Peringatan datang dari Ikatan Jurnalis Televisi Indonesia (IJTI). Wakil Ketua Umum, Wahyu Triyogo, menyebut kebijakan tersebut tidak bisa dipandang sekadar sebagai peluang investasi.
“Kerja sama dalam ART yang membuka investasi asing hingga 100 persen di ekosistem media penyiaran berpotensi mengancam kedaulatan informasi dalam negeri,” ujarnya dalam pertemuan di Gedung DPR RI, Jakarta, Selasa (14/4/2026).
Menurut Wahyu, tanpa pagar regulasi yang jelas, arah informasi publik bisa bergeser mengikuti kepentingan pihak luar. Dampaknya bukan hanya pada industri, tetapi juga pada kualitas demokrasi.
“Media bukan sekadar bisnis. Perannya strategis dalam menjaga demokrasi dan kedaulatan bangsa,” katanya.
Isu tersebut dibahas bersama Ketua Fraksi Partai Demokrat DPR RI, Edhie Baskoro Yudhoyono. Ia melihat tekanan global di sektor media harus dijawab dengan penguatan ekosistem digital dalam negeri.

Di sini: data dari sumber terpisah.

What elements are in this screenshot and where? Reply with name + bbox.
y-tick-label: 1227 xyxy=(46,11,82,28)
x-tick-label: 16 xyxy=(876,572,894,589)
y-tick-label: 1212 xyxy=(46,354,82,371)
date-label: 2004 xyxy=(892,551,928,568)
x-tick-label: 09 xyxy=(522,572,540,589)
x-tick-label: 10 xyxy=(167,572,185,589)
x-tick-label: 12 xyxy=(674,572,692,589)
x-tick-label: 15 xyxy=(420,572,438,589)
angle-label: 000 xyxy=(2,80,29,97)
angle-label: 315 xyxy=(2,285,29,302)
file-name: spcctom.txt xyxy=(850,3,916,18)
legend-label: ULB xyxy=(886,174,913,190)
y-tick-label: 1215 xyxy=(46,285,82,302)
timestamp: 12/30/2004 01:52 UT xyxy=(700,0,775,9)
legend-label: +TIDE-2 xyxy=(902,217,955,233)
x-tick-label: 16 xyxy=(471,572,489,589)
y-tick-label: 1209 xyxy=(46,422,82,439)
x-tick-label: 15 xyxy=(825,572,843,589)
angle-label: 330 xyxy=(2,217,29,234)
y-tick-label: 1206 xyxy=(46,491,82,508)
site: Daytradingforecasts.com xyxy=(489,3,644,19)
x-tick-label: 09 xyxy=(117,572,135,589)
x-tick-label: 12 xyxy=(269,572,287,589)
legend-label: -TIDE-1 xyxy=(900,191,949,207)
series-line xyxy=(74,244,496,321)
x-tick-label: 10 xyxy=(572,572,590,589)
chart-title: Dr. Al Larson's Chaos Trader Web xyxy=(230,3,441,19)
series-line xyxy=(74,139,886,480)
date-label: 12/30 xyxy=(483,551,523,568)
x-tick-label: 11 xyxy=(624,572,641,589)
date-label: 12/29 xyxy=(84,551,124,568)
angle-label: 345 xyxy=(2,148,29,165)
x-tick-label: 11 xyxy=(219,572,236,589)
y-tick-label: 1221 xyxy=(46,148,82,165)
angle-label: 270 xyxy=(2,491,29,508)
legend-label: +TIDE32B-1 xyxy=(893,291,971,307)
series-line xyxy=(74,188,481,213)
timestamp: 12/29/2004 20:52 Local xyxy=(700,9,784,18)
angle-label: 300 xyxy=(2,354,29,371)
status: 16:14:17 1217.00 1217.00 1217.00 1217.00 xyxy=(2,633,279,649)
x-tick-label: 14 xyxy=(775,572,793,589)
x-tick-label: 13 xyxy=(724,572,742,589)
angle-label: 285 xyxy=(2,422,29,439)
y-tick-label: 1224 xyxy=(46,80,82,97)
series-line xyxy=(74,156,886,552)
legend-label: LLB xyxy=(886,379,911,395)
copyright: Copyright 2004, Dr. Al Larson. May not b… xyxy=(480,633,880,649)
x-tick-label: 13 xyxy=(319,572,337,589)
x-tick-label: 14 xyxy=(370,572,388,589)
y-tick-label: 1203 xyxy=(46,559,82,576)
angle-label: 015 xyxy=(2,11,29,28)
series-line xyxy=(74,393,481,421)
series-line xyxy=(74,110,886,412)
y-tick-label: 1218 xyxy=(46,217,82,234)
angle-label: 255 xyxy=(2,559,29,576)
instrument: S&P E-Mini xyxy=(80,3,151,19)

“Kita harus memastikan ruang digital diisi informasi yang benar, akurat, dan bertanggung jawab. Literasi digital menjadi kunci agar masyarakat mampu membedakan informasi yang valid dan menyesatkan,” ujarnya.
Ibas juga menyinggung meningkatnya penyalahgunaan platform digital, mulai dari disinformasi hingga perundungan. Fenomena tersebut menunjukkan bahwa perlindungan pengguna perlu berjalan beriringan dengan pertumbuhan industri.
Pertemuan yang diinisiasi KTP2JB itu menghasilkan satu garis besar: Indonesia tidak boleh hanya menjadi pasar bagi arus media global.
Kehadiran negara dinilai krusial untuk menjaga keseimbangan antara keterbukaan investasi dan perlindungan kepentingan nasional. Tanpa intervensi kebijakan yang tepat, dominasi asing dikhawatirkan semakin sulit dikendalikan.
Di tengah disrupsi teknologi yang terus bergerak cepat, arah regulasi akan menentukan daya tahan media nasional.
Kolaborasi antara pemerintah, industri, dan masyarakat menjadi faktor penentu agar kedaulatan informasi tetap terjaga, sekaligus memastikan publik mendapatkan informasi yang kredibel.